Si cette réforme du calendrier ressemble à un vrai casse-tête (notre tentative le prouve bien), elle semble être nécessaire pour poser les bases du nouveau cyclisme. Celles d’un cyclisme plus propre et plus attractif. Le nouveau triptyque jurasso-doubien, qui a rassemblé mi-avril trois classiques du vendredi au dimanche (Classic Grand Besançon Doubs, Tour du Jura puis Tour du Doubs), est un bon exemple. « Cela permet d'attirer des leaders comme Thibaut Pinot l'an dernier ou Guillaume Martin qui revient cette année, expliquait Fabien Vardanéga, codirecteur du Tour du Doubs, aux Echos.

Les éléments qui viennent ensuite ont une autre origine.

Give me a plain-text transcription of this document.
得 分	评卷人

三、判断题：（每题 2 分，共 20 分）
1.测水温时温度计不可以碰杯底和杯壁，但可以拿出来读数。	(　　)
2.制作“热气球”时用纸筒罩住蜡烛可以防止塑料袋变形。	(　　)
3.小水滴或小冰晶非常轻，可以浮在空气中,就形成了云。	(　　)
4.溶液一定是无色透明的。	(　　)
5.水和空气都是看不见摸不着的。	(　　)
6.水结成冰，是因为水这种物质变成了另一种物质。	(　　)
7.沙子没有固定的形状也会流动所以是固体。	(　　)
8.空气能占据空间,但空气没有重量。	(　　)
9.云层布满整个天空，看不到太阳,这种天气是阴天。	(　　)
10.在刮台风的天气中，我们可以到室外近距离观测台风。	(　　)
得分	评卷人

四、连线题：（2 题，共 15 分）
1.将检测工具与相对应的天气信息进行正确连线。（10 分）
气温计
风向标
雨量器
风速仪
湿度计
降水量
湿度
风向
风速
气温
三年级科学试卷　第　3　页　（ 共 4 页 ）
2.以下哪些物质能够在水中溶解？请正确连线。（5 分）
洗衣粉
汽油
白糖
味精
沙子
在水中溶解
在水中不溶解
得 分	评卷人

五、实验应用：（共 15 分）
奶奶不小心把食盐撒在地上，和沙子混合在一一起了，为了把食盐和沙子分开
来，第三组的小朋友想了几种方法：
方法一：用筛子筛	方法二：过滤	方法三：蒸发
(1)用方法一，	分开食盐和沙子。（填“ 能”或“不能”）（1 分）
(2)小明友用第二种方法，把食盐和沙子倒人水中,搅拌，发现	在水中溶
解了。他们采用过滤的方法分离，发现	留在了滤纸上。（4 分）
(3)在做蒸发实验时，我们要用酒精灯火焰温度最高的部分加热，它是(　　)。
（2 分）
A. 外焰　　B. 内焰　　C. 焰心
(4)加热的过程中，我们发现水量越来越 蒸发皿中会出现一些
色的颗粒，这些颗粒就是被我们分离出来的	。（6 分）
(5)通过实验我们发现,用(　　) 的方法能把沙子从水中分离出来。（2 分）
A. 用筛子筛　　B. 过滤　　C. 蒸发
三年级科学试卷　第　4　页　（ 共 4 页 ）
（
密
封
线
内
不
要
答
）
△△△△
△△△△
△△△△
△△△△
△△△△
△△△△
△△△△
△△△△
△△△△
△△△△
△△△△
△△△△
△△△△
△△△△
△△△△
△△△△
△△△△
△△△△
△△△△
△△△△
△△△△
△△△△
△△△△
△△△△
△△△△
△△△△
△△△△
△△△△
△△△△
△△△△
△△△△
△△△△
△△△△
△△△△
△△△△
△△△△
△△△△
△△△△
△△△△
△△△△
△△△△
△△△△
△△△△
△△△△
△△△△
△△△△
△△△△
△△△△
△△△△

C'est aussi intéressant d'un point de vue écologique ». Il faut donc s’attendre à ce que ce type de blocs se multiplie à horizon 2026 et aide les organisateurs à générer plus de revenus.


Se réguler avant de croître


Quant au second projet de réforme mené par l’UCI, il vise davantage à encadrer le sport qu’à lui permettre d’augmenter ses revenus. A la suite du premier Conseil du Cyclisme Professionnel qui s’est tenu le 15 mars dernier, l’UCI a annoncé que « la mise en œuvre d’un système de plafonnement du budget des équipes (« budget cap ») a été approuvé ». Une décision qui devrait plaire à de nombreux managers d’équipes. « Je pense que je faisais partie des premiers à le dire », nous confiait Richard Plugge dans un entretien fin 2023. Ralph Denk, patron de la Bora-hansgrohe, avançait la même idée un an plus tôt, afin de « rendre les courses encore plus intéressantes et incertaines à suivre » grâce à une « meilleure équité sportive ». Cédric Vasseur (Cofidis) et Marc Madiot (Groupama-FDJ) ne disaient pas autre chose. Reste à savoir les conditions de ce budget cap, sur lequel un groupe de travail missionné par l’UCI devrait travailler rapidement : cela aura-t-il un impact immédiat sur les équipes aux plus gros budgets (on parle d’environ 50 M€ pour Ineos Grenadiers ou UAE Emirates Team notamment), ou cela repoussera-t-il simplement le problème de quelques années ?


Quoiqu’il en soit, ces différentes initiatives vont dans le même sens : réformer le cyclisme pour le rendre pérenne, plus équitable et plus encadré. Pas sûr néanmoins que cela suffise pour le rendre plus attractif économiquement, et que cela serve la volonté de diversification des revenus des équipes. Finalement, si le cyclisme se réforme, cela semble plus être pour sa survie que pour sa croissance…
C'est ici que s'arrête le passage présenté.